How much do solar cell windows cost?
The majority of solar cell windows are not yet available on the market, so there is little information on the exact costs. What we do know is that, as the technology is still new, the solar cell windows are not mass-produced, so they are not yet economically viable for the majority of residential installations. If you are looking to invest in solar power, it makes sense to stick to conventional solar panels for now, or to invest in solar power shares. There are several ways you can become involved in helping the advancement of solar power technology. Rather than rushing out to buy solar cell windows, which might not be the best solar product on the market at the moment, you could consider investing in solar power stocks to support the industry.
Why isn’t solar glass technology everywhere?
The reason solar glass technology is not everywhere is simply due to functionality. Conventional solar panels use photovoltaic technology, which means the panels capture energy in the way of light and use it to produce electricity. As windows are intended to let light pass through, windows that double up to act as solar panels need to reconcile, allowing incoming light through to brighten a room and also capturing incoming light to use for energy creation. A solar window that does not let adequate light in will merely act as a vertically mounted solar panel. If the solar window allows too much light in, the window can’t generate enough electricity to be cost-effective.
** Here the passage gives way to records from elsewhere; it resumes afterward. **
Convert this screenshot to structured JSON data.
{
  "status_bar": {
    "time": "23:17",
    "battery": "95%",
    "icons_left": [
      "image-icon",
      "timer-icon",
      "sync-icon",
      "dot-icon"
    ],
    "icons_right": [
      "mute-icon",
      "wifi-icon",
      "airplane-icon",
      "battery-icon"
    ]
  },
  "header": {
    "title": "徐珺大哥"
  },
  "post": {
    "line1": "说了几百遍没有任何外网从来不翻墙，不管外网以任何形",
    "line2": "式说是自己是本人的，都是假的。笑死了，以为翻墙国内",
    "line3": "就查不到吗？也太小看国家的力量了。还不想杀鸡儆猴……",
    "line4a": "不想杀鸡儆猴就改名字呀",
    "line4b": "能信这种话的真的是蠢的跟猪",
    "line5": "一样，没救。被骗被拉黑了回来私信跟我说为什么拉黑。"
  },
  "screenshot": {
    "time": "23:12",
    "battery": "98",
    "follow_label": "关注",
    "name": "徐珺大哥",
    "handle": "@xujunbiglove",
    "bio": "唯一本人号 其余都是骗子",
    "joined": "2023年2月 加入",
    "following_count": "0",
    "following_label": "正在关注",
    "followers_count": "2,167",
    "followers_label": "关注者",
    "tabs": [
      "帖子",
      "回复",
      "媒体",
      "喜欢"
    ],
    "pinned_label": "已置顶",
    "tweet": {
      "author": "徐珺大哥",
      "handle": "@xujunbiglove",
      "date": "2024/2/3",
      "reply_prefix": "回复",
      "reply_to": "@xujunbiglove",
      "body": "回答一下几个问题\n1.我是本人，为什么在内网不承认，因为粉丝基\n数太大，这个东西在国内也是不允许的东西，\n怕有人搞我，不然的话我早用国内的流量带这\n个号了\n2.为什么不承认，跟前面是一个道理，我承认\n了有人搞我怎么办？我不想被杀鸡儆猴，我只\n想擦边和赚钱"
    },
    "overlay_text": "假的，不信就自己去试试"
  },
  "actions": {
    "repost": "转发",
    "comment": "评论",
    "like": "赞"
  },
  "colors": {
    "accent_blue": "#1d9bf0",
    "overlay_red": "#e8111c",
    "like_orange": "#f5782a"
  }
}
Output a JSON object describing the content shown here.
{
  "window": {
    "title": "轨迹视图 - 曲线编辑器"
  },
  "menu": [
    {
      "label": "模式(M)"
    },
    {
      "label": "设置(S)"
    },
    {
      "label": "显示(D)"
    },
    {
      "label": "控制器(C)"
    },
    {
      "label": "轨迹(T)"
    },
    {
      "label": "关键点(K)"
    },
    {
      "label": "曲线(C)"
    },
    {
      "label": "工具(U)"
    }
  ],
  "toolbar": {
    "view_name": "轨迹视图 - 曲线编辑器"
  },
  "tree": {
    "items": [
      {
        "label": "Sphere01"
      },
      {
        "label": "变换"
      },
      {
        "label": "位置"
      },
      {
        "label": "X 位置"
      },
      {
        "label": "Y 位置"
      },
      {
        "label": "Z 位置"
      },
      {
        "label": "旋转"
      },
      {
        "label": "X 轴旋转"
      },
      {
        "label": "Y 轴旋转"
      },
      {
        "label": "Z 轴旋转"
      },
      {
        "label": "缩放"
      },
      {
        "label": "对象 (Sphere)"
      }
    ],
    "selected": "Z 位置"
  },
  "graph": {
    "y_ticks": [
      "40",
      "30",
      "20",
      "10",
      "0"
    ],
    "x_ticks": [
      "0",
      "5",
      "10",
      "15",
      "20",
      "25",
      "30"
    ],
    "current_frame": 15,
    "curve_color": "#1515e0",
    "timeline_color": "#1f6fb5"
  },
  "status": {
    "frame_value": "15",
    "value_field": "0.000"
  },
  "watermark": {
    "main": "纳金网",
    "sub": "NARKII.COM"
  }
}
Solar panel windows need to become truly building-integrated and unobtrusive by utilising transparent solar panel technology before we see them being installed as the new norm.
Are there solar cell windows in Canada?
Yes, there is a solar cell window in Canada. In 2019, Belnor Engineering installed Canada’s first-ever transparent photovoltaic solar window. It was established in Toronto at the Centre for Innovation, Technology & Entrepreneurship (CITE Facility) Seneca College’s Newnham Campus. The sizeable solar window of 20% transparency comprises 18 photovoltaic glass panels (totalling an area of 510 square feet). The total power generated at its peak from this kind of installation is close to 1.3 Kilowatts.
How transparent is a solar cell window?
The term ‘transparent solar panel’ can be a little deceptive. There are solar panels that are slightly see-through, and those that are completely see-through. Both are technically classed as transparent solar panels. Transparency is a spectrum, usually stated as a percentage. If a solar company produces panels with 30% transparency, you may not be able to see out of them with complete clarity, but they are still classed as transparent solar cell windows. The solar industry is working towards creating 100% transparency solar panels, but they are not yet available.